Fifty years later, her son had not only survived, he had given her five grandchildren. The average number for women living at her time and in her society is likely to have been four. Without her son, she would have had only two grandchildren, half the average. Because she had had her son, she achieved seven grandchildren in all, nearly twice the average, giving her every chance that her descendants would be present in the generations to come.
The man, of course, did not fare quite as well as the woman from their partnership. But he still fared quite well, and for him the son was even more important – without him, he would have had only one grandchild. Then there would have been a very real danger that accident or infertility would rob him of all descendants within a generation or two (Scene 1). Because he had had his son, he too achieved an above-average number of grandchildren. So from the point of view of his reproductive success it had been
a good decision to take on this woman, despite the cost of raising her daughter from another man. It had also been a good decision to take on a three-hour cycle ride in the heat of that June day.
SCENE 16
The Stress of It All
As the woman fingered the piece of paper in her hand, tears began to roll down her cheeks. Ironically, only yesterday she had thought that things couldn’t get any worse.
Seven years ago, when she and her partner had first started living together, the future had looked bright. But, somehow, it had all gone wrong.
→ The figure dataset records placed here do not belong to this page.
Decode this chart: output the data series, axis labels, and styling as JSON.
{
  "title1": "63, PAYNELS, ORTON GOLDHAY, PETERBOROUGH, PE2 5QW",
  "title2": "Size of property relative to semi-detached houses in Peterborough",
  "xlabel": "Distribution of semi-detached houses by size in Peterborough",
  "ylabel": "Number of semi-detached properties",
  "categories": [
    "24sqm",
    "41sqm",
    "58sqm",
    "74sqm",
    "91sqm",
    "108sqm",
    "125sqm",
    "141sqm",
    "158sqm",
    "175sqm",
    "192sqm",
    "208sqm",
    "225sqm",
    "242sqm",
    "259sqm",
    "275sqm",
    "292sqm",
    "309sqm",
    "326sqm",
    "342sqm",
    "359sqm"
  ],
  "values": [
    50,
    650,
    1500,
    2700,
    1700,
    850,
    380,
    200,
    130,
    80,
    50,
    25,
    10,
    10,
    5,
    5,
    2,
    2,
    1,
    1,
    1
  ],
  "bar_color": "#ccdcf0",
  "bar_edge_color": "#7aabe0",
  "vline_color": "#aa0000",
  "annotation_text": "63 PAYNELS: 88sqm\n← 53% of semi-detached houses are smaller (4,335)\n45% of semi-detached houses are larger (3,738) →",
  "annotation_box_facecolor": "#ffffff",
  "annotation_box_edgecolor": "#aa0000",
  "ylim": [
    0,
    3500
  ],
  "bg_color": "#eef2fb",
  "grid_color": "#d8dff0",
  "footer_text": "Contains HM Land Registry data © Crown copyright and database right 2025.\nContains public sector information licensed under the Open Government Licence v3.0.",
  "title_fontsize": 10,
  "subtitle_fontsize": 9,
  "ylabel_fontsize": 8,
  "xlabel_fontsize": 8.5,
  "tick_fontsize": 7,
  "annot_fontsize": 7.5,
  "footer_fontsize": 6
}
Maybe they shouldn’t have overstretched themselves financially with their first house. Maybe they shouldn’t have spent so much on holidays and entertainment in the first few years together. Maybe they should have seen the danger signs earlier and drawn in their horns when they began to slip into debt. But her partner had insisted they could manage. Promotion and solvency were always just around the corner. But now, seeing this final demand, she realised things were never going to get better. As she sobbed, it seemed to her as if life had been one long chapter of stress and unhappiness.
It had begun ten years ago. In her late teens she had become involved with a brilliant young man. But their relationship was fraught. He had been continually critical of her body and general appearance and had refused on principle to use, or allow her to use, any forms of contraception other than rhythm and withdrawal. Haunted by the fear of pregnancy and obsessed by the fear of becoming fat, she had lapsed into anorexia. After a year of despair, she finished with him, counselled herself out of her eating problems, and eventually qualified with distinction for the career she had always wanted. Two years later, she met her current partner and they began living together almost immediately.